UW Information Technology

May 20, 2020

History’s place in an online world

Alan Wood Professor Emeritus, UW Bothell
Alan Wood’s online class engages UW Bothell students with history — and important lessons for all.

By Ignacio Lobos

As one of the founding faculty members of UW Bothell, Alan Wood has always supported the school’s mission to serve placebound, timebound, and workbound students who could not enroll in traditional university courses.

“It never occurred to me that now we would face a fourth category of students — disease-bound,” said Wood, professor emeritus in the School of Interdisciplinary Arts & Sciences.

The COVID-19 pandemic was still far in the distance when Wood decided to take his “Problems in World History to 1500” class online last year, and partnered with Todd Conaway, instructional designer with UW Bothell IT, to build his course.

“My original intention in moving this course — which I have taught for forty years — to online was in keeping with the original mission of the campus, namely to give students additional options because so many of them work and cannot always attend classes regularly,” Wood said.

His online history class made its debut in the middle of the pandemic, with surprising results. Wood discovered that his interactions with students actually increased in the online environment compared to face-to-face classroom instruction, and students seemed to be more engaged with the content.

“Even a 75-year-old guy like me can learn new lessons, and it’s really fun to work with all these new technologies,” Wood said.

The shift to remote classes by the UW and universities across the country to stem the spread of the coronavirus also gave him new insights on the value of online learning.

“There is a lot of prejudice among some faculty against online forms of education — some of it legitimate, some not,” Wood said. “But the technology itself is also changing, so there are new opportunities coming online all the time. I think it would be helpful at some point in the future to educate faculty members on both the benefits and drawbacks of online education.”

A worldwide pandemic like the one we’re experiencing hasn’t happened since the 1918 Spanish flu, but around the country, people face hurricanes, tornados, forest fires, floods and other disasters every year.

“I have colleagues who teach in parts of the United States, and their universities strongly encourage faculty members to develop delivery systems that can be used during emergencies of one kind or another,” Wood said. “So, there are multiple reasons for creating online classes.”

Last year, Wood and Conaway spent nine months preparing the online class, with Wood using multiple technologies to prepare content for his students.

“He is one of those wonderful learners who just wants to know more,” Conaway said. “And he is really committed to his students as is evidenced by the amount of time he has spent crafting this space for them.”

“Part of Bothell’s original mission was to provide students access to education,” Conaway said. “Today, an essential part of their access is through the internet.

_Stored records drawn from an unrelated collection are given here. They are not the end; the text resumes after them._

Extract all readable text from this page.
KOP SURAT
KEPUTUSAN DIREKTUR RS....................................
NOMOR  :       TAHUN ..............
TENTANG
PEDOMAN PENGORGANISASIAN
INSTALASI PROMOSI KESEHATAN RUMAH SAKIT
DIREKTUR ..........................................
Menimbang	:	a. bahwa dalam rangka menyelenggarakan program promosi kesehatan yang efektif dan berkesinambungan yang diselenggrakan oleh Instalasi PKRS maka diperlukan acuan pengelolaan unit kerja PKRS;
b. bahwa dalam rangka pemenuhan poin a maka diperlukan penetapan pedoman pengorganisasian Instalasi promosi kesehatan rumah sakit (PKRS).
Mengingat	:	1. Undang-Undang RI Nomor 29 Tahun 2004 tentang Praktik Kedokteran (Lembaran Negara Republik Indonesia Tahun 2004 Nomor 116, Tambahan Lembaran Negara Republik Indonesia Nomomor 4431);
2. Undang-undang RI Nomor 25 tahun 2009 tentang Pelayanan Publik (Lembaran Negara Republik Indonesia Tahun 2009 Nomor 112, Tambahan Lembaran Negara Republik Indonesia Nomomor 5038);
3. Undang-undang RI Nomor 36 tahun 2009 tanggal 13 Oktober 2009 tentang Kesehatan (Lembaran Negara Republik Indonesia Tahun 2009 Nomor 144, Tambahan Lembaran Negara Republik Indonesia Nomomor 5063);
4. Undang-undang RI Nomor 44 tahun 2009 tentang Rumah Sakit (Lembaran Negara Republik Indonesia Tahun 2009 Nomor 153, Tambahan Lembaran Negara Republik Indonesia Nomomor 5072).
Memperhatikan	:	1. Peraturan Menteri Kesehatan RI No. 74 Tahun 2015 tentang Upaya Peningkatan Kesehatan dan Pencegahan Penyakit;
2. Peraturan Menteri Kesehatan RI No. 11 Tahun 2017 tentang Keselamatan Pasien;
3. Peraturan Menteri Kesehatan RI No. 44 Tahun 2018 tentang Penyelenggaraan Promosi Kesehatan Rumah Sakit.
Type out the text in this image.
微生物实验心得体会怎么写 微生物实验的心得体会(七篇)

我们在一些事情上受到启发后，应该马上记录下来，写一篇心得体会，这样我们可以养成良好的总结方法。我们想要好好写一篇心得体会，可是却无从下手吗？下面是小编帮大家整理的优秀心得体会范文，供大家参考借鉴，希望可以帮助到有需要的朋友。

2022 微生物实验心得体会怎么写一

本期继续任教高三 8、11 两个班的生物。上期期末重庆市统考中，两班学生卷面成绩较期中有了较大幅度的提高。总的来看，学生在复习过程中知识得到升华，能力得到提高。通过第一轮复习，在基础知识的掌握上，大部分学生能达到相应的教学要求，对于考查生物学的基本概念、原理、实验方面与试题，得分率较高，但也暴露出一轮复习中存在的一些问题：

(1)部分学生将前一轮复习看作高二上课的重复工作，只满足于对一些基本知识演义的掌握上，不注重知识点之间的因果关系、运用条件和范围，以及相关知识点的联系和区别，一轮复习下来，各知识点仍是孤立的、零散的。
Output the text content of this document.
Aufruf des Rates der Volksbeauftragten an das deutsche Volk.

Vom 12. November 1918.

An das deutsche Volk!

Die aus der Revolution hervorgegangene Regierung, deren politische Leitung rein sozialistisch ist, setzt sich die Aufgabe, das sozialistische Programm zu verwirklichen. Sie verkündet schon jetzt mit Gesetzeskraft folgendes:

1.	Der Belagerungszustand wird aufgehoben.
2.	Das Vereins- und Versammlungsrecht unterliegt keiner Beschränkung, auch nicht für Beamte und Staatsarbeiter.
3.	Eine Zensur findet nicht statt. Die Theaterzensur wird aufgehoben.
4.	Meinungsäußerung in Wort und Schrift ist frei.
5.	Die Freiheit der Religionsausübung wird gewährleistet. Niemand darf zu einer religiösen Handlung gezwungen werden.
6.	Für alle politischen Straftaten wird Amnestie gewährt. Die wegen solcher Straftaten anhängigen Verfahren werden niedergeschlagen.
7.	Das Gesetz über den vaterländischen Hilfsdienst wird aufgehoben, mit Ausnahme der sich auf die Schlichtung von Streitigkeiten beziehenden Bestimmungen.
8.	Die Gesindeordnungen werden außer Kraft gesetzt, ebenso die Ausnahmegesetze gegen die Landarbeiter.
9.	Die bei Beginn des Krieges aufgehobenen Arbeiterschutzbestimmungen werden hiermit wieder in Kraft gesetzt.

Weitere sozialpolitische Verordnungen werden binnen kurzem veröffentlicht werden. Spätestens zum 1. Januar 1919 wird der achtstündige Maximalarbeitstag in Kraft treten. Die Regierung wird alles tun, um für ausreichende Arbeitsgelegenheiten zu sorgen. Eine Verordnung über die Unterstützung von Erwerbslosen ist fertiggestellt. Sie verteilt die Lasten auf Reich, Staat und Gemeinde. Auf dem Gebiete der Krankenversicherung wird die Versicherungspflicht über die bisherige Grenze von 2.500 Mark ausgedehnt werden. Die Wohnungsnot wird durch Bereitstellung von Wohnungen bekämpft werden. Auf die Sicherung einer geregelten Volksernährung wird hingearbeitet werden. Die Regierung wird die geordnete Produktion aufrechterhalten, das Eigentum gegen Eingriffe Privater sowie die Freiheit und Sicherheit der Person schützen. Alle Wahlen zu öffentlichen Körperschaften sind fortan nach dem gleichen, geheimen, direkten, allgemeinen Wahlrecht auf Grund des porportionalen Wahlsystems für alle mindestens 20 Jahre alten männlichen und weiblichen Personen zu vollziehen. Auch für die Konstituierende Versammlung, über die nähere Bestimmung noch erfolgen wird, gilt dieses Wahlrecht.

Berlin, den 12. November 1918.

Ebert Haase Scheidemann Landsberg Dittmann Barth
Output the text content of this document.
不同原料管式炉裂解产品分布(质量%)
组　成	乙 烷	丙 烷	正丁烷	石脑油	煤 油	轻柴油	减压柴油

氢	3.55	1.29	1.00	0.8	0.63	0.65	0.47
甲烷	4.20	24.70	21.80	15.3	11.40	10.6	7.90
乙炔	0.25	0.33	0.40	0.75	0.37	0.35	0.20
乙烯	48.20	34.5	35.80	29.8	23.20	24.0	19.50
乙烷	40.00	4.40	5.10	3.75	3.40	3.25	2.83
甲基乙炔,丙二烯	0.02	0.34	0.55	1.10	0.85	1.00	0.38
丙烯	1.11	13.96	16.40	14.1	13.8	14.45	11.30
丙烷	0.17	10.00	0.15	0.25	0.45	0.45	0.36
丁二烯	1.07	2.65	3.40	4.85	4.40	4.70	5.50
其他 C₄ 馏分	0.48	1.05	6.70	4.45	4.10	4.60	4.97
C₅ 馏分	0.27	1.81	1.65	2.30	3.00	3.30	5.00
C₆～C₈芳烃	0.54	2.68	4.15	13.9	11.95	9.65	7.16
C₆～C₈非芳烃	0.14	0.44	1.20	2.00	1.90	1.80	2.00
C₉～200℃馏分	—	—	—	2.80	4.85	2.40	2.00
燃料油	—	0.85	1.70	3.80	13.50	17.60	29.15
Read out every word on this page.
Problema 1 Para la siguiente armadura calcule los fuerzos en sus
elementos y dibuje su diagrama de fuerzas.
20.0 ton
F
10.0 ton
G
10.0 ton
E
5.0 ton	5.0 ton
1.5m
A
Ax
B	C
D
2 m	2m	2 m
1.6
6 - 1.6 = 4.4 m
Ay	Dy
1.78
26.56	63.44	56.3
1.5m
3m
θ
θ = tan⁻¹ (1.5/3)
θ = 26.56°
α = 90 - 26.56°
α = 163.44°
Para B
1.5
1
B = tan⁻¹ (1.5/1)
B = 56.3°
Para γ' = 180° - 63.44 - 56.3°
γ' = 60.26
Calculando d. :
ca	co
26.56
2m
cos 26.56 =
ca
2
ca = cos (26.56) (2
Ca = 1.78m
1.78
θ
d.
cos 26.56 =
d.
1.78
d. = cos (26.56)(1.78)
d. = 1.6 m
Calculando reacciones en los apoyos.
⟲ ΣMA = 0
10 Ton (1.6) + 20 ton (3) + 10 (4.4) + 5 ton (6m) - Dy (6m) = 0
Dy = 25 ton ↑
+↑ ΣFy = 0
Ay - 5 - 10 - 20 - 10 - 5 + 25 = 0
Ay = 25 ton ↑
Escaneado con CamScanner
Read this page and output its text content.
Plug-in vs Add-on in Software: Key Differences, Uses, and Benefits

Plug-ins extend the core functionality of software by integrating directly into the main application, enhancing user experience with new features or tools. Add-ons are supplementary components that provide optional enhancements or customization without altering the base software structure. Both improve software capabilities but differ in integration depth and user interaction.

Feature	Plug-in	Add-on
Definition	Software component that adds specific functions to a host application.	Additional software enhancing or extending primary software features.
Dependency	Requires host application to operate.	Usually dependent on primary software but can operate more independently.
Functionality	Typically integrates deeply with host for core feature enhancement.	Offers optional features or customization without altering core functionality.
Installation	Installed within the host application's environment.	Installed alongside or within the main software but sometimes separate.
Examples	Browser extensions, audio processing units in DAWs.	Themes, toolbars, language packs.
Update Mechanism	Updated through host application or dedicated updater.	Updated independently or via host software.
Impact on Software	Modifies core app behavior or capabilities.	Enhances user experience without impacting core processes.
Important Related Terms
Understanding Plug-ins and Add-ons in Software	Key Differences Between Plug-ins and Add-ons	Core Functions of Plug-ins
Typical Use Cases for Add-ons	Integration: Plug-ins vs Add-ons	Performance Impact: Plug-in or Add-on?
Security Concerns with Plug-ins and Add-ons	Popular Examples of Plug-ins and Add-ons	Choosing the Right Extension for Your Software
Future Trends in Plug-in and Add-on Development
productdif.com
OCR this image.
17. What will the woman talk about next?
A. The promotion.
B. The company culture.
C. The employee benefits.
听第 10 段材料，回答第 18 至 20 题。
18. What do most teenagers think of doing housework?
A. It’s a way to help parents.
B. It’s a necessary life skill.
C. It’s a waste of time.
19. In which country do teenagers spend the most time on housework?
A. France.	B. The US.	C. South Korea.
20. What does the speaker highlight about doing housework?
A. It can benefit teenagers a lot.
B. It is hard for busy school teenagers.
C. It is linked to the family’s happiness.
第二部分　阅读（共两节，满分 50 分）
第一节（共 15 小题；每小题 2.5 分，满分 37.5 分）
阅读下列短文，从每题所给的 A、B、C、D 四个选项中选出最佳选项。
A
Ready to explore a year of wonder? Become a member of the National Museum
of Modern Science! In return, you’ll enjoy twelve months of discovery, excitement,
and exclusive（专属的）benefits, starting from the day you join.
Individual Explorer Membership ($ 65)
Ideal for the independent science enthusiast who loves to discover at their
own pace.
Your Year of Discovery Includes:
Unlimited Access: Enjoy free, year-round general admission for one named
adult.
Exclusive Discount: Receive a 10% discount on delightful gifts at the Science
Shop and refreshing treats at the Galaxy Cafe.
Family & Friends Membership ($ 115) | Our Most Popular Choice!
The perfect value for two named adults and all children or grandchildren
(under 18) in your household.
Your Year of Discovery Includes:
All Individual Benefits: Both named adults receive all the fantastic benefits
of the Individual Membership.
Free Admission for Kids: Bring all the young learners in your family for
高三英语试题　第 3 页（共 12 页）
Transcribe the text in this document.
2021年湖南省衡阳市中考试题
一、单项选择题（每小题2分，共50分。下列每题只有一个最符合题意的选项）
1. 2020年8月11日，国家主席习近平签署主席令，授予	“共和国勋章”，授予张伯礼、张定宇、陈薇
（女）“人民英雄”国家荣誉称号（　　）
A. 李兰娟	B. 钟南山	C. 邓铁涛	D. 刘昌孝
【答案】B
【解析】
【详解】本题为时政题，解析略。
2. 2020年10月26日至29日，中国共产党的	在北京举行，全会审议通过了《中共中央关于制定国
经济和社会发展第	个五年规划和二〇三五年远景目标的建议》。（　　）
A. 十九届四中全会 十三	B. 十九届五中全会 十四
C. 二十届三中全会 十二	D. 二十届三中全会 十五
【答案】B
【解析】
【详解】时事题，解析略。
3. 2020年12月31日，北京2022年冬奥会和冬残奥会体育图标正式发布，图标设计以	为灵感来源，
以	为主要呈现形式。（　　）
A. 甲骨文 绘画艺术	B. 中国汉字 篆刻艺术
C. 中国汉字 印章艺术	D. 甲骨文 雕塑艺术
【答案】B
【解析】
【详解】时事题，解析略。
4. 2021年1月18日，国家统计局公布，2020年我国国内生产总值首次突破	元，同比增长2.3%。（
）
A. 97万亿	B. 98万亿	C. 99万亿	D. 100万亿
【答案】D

Alan sees that and is actively engaged in bringing courses to them.”

UW Med students study and hang on the Gonzaga Campus

Wood recorded the audio for 30 podcasts for his history class, using Soundcloud to host them.  He also posted an introduction to his class in YouTube for his students, wrote all the directions for the assignments, the discussions and the quizzes.

Conaway brought his digital pedagogy expertise, helping Wood design the course and assignments in Canvas. He also persuaded Wood to make his lectures publicly available, a treat for all history lovers. Currently, both are collaborating on another history class.

Because teaching history runs in his family, Wood knows people will be looking back at this great transition to remote learning — and hopefully learning some important lessons once the coronavirus dust settles.

In remarks shared in a UW Bothell article last summer, Wood said, “As a species, humans are now facing challenges that for the first time are fully global in their scale and scope. We’re now influencing things such as the environment, disease, crime, transportation and financial transactions through our travel and technology. But we have not come up with sustainable solutions.”

Today, the pandemic has only reaffirmed the need for cooperation. “To find those solutions we need all the wisdom we can get, and what better place to look than the accumulated experience of all humankind,” Wood said.